9:15am | As the city of Long Beach’s budget woes continue to loom, elected officials are searching for areas from which fat could potentially be trimmed, and employee cell phones and city vehicles are currently under the spotlight.
The Long Beach City Council last week voted unanimously to direct the city manager to analyze the city’s policies on cell phones and city fleet vehicles used by staffers and administrators at City Hall.
The resolution was placed on the agenda and cosponsored by Councilman Patrick O’Donnell and Councilwoman Gerrie Schipske “as a means to find potential efficiencies in this tough fiscal environment,” according to a March 8 staff report.
“A review of the city’s policies, contracts and practices associated with the provision and use of cell phones and the city vehicle fleet is prudent,” the report continues.
City Hall has multiple cellular phone service providers and plans, and O’Donnell believes this could be driving up the cost.

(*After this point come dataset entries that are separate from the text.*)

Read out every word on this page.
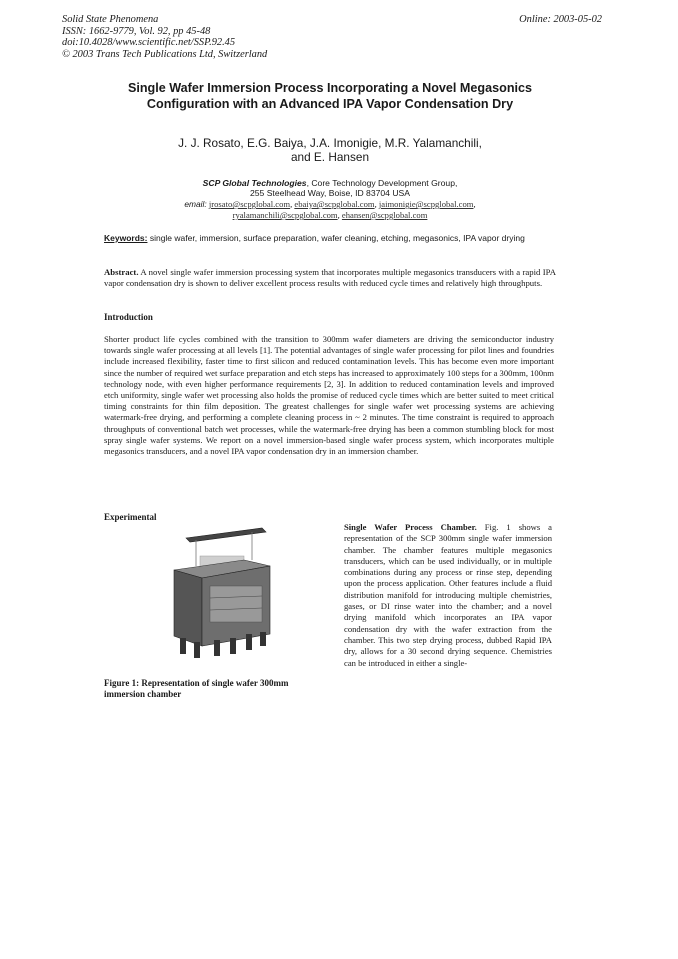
Solid State Phenomena
ISSN: 1662-9779, Vol. 92, pp 45-48
doi:10.4028/www.scientific.net/SSP.92.45
© 2003 Trans Tech Publications Ltd, Switzerland
Online: 2003-05-02
Single Wafer Immersion Process Incorporating a Novel Megasonics
Configuration with an Advanced IPA Vapor Condensation Dry
J. J. Rosato, E.G. Baiya, J.A. Imonigie, M.R. Yalamanchili,
and E. Hansen
SCP Global Technologies, Core Technology Development Group,
255 Steelhead Way, Boise, ID 83704 USA
email: jrosato@scpglobal.com, ebaiya@scpglobal.com, jaimonigie@scpglobal.com,
ryalamanchili@scpglobal.com, ehansen@scpglobal.com
Keywords: single wafer, immersion, surface preparation, wafer cleaning, etching, megasonics, IPA vapor drying
Abstract. A novel single wafer immersion processing system that incorporates multiple megasonics transducers with a rapid IPA vapor condensation dry is shown to deliver excellent process results with reduced cycle times and relatively high throughputs.
Introduction
Shorter product life cycles combined with the transition to 300mm wafer diameters are driving the semiconductor industry towards single wafer processing at all levels [1]. The potential advantages of single wafer processing for pilot lines and foundries include increased flexibility, faster time to first silicon and reduced contamination levels. This has become even more important since the number of required wet surface preparation and etch steps has increased to approximately 100 steps for a 300mm, 100nm technology node, with even higher performance requirements [2, 3]. In addition to reduced contamination levels and improved etch uniformity, single wafer wet processing also holds the promise of reduced cycle times which are better suited to meet critical timing constraints for thin film deposition. The greatest challenges for single wafer wet processing systems are achieving watermark-free drying, and performing a complete cleaning process in ~ 2 minutes. The time constraint is required to approach throughputs of conventional batch wet processes, while the watermark-free drying has been a common stumbling block for most spray single wafer systems. We report on a novel immersion-based single wafer process system, which incorporates multiple megasonics transducers, and a novel IPA vapor condensation dry in an immersion chamber.
Experimental
Figure 1: Representation of single wafer 300mm immersion chamber
Single Wafer Process Chamber. Fig. 1 shows a representation of the SCP 300mm single wafer immersion chamber. The chamber features multiple megasonics transducers, which can be used individually, or in multiple combinations during any process or rinse step, depending upon the process application. Other features include a fluid distribution manifold for introducing multiple chemistries, gases, or DI rinse water into the chamber; and a novel drying manifold which incorporates an IPA vapor condensation dry with the wafer extraction from the chamber. This two step drying process, dubbed Rapid IPA dry, allows for a 30 second drying sequence. Chemistries can be introduced in either a single-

He suggested that the city consider using a single service provider, which could yield a significant savings via pro-rated group plans.
Schipske said she hopes to eventually see the city audit the cell phone plans to catch any potential overcharges or unnecessary fees.

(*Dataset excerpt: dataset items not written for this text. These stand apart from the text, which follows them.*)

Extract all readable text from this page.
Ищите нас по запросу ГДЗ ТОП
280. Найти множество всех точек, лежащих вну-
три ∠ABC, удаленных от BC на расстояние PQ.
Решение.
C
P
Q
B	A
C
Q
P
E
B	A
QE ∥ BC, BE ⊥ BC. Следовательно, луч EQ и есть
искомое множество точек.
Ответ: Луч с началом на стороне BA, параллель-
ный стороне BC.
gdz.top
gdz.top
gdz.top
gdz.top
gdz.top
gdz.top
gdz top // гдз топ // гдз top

While the city’s official policies regarding phones and city cars will be reviewed, no mention was made of any potential review of employee usage of phones or cars to ensure such privileges are not being abused at taxpayers’ expense.

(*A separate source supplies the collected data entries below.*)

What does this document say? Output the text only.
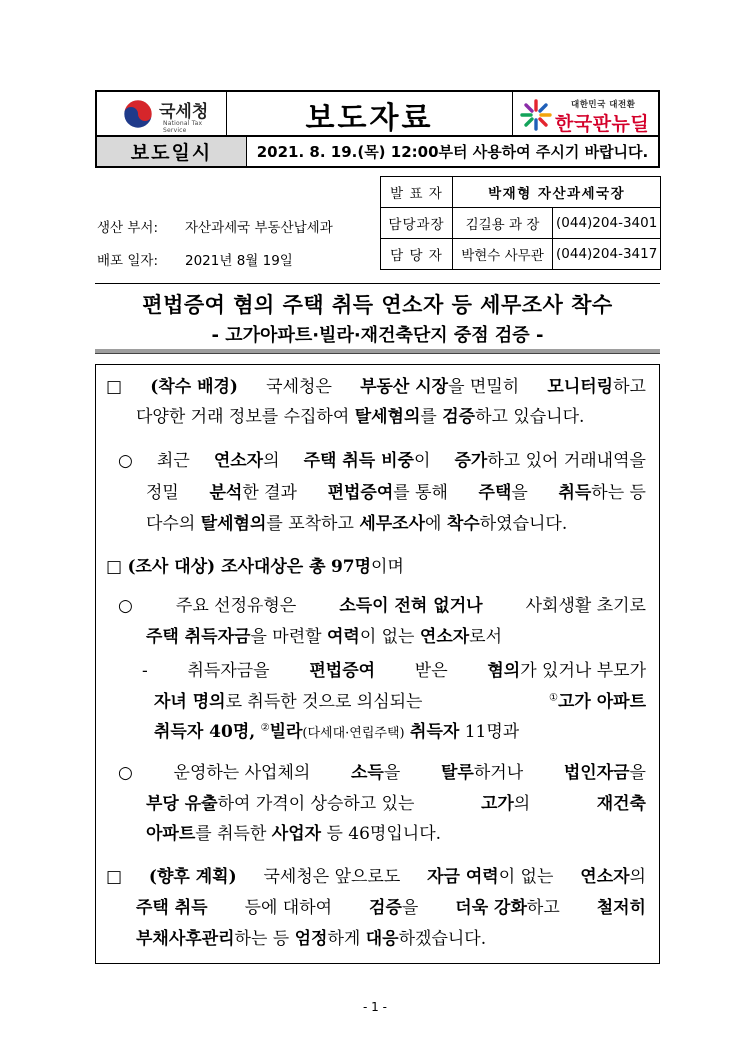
국세청
National Tax Service	보도자료	대한민국 대전환
한국판뉴딜
보도일시	2021. 8. 19.(목) 12:00부터 사용하여 주시기 바랍니다.
발 표 자	박재형 자산과세국장	
담당과장	김길용 과 장	(044)204-3401
담 당 자	박현수 사무관	(044)204-3417
생산 부서: 자산과세국 부동산납세과
배포 일자: 2021년 8월 19일
편법증여 혐의 주택 취득 연소자 등 세무조사 착수
- 고가아파트·빌라·재건축단지 중점 검증 -
□ (착수 배경) 국세청은 부동산 시장을 면밀히 모니터링하고
다양한 거래 정보를 수집하여 탈세혐의를 검증하고 있습니다.
○ 최근 연소자의 주택 취득 비중이 증가하고 있어 거래내역을
정밀 분석한 결과 편법증여를 통해 주택을 취득하는 등
다수의 탈세혐의를 포착하고 세무조사에 착수하였습니다.
□ (조사 대상) 조사대상은 총 97명이며
○	주요 선정유형은	소득이 전혀 없거나	사회생활 초기로
주택 취득자금을 마련할 여력이 없는 연소자로서
- 취득자금을 편법증여 받은 혐의가 있거나 부모가
자녀 명의로 취득한 것으로 의심되는	①고가 아파트
취득자 40명, ②빌라(다세대·연립주택) 취득자 11명과
○ 운영하는 사업체의 소득을 탈루하거나 법인자금을
부당 유출하여 가격이 상승하고 있는	고가의	재건축
아파트를 취득한 사업자 등 46명입니다.
□ (향후 계획) 국세청은 앞으로도 자금 여력이 없는 연소자의
주택 취득 등에 대하여 검증을 더욱 강화하고 철저히
부채사후관리하는 등 엄정하게 대응하겠습니다.
- 1 -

Earlier this year, the Los Angeles County Board of Supervisors directed county department chiefs to review their respective cell phone and data card use following an audit of the Department of Child and Family Services identified $514,000 wasted on phones and devices that were never used or used for what was deemed “questionable” purposes, such as calling other countries.
At the state level, Gov. Jerry Brown a few days into his taking office in january cracked down on wasteful spending by ordering that half of the 96,000 cell phones issued to state employees be turned in and shut off, yielding an annual savings of $20 million.